Slate calls this the “liberals’ dream [of] what America’s high-speed rail network looks like.”

Anybody can draw a map, and that map is likely to reflect their own particular preferences. My ideal high-speed rail line would connect my home in Camp Sherman, Oregon (population 380) with Cato’s offices in Washington, DC. Of course, I tend to move about every eight or nine years, so by the time the rail line was finished the only potential regular customer would be gone. But just think of the jobs that would be created!

Twu lives in California, and his map has six lines radiating from Los Angeles and two from San Francisco. Twu is probably thinking either of where he would like to go by high-speed train or that everyone else would like to come to California by high-speed train. (He would also like us to “imagine no cars” in which case everyone would happily live in high-density, mixed-use developments. Like many planning types, he doesn’t understand the economics behind the horror of dumbbell tenements.)

Economist Megan McArdle points out that Twu’s New York-Los Angeles line makes little sense. Few people will want to spend 18 hours (McArdle’s estimate) in a coach seat when planes can do the same trip in six at a far lower cost. Nor will many intermediate segments, such as Chicago to Omaha or Denver to Las Vegas, attract large numbers of passengers. Thus, the trains will be fairly empty for much of the route.

McArdle doesn’t mention the even more absurd Los Angeles-Miami line on Twu’s map. As this analysis shows, Los Angeles-New Orleans is Amtrak’s least-used long-distance train, and Amtrak’s attempt to extend this route to Miami failed (partly due to Hurricane Katrina) after just a few years.

Twu’s map also includes routes from Cheyenne to El Paso; Chicago to Montreal; and a line to McAllen, Texas and beyond into Mexico. Other than the politicians that represent these regions, how could anyone take these routes seriously?

Twu’s map violates conventional wisdom among high-speed rail aficionados, which holds that trains are most competitive in 100- to 600-mile markets, not 2,000- to 3,000-miles. By “most competitive,” of course, they mean “able to capture 5 or 6 percent of the market,” which–when all modes are counted–is all that Amtrak has in the Boston-to-Washington corridor.

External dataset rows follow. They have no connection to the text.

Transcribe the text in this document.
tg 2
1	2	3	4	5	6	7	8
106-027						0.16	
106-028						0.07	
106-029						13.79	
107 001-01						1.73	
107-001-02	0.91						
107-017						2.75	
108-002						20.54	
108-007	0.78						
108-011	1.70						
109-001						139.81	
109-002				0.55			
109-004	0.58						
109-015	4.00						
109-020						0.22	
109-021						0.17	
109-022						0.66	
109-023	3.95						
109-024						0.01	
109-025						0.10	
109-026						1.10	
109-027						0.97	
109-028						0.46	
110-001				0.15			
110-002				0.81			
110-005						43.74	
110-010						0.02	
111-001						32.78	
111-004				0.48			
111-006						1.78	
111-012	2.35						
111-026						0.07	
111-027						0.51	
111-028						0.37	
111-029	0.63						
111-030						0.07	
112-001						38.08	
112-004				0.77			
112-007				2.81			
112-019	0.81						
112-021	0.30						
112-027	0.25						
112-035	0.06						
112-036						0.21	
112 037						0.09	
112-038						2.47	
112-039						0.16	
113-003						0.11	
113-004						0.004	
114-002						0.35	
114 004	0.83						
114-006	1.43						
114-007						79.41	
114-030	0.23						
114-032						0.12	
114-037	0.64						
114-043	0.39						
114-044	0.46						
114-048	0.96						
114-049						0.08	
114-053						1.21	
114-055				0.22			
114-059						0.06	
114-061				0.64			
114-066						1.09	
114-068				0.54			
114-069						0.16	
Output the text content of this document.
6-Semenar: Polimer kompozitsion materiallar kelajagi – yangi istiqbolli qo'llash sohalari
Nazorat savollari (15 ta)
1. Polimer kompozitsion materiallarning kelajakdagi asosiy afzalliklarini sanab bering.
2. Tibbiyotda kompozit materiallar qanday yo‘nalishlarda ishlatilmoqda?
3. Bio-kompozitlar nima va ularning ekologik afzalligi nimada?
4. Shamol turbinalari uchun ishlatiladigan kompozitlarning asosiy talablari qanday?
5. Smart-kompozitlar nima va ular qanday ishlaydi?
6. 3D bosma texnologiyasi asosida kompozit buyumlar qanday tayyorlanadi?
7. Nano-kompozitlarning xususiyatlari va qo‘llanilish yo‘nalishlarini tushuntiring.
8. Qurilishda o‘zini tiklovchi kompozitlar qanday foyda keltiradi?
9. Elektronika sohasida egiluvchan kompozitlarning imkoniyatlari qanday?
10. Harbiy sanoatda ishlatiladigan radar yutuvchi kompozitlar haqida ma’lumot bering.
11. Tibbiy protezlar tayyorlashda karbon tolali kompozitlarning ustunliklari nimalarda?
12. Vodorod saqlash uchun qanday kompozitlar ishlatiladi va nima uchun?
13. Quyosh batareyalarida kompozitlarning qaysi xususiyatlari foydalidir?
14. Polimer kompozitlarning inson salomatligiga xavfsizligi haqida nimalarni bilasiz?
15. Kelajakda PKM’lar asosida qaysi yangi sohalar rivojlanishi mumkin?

Rail supporters argue that Amtrak’s Northeast Corridor barely qualifies as high-speed rail as its top speed is only 150 and its average speed only about half that (which also means that none of the lines funded by the Obama administration, outside of California, qualify either). But dreaming about faster trains does little to change the fact that the fastest trains in the world are only about half as fast as jet aircraft, nor the fact that more Americans live and work within a few minutes of airports than downtown train stations. Anyone who is really serious about speeding travel would find ways to speed airport security, which would cost a lot less and do a lot more to help a lot more travelers than building multi-billion-dollar rail lines.

Here’s the real problem: America is a two-dimensional place, and we have a 4-million-mile network of highways and streets that allows anyone to get from practically anywhere to practically anywhere else in the contiguous 48 states. Rail lines are one dimensional, and what is worse they serve only selected points on that one-dimensional line. The number of people going from one point served by trains on a line to another point will be a small fraction of the total travelers in any given corridor.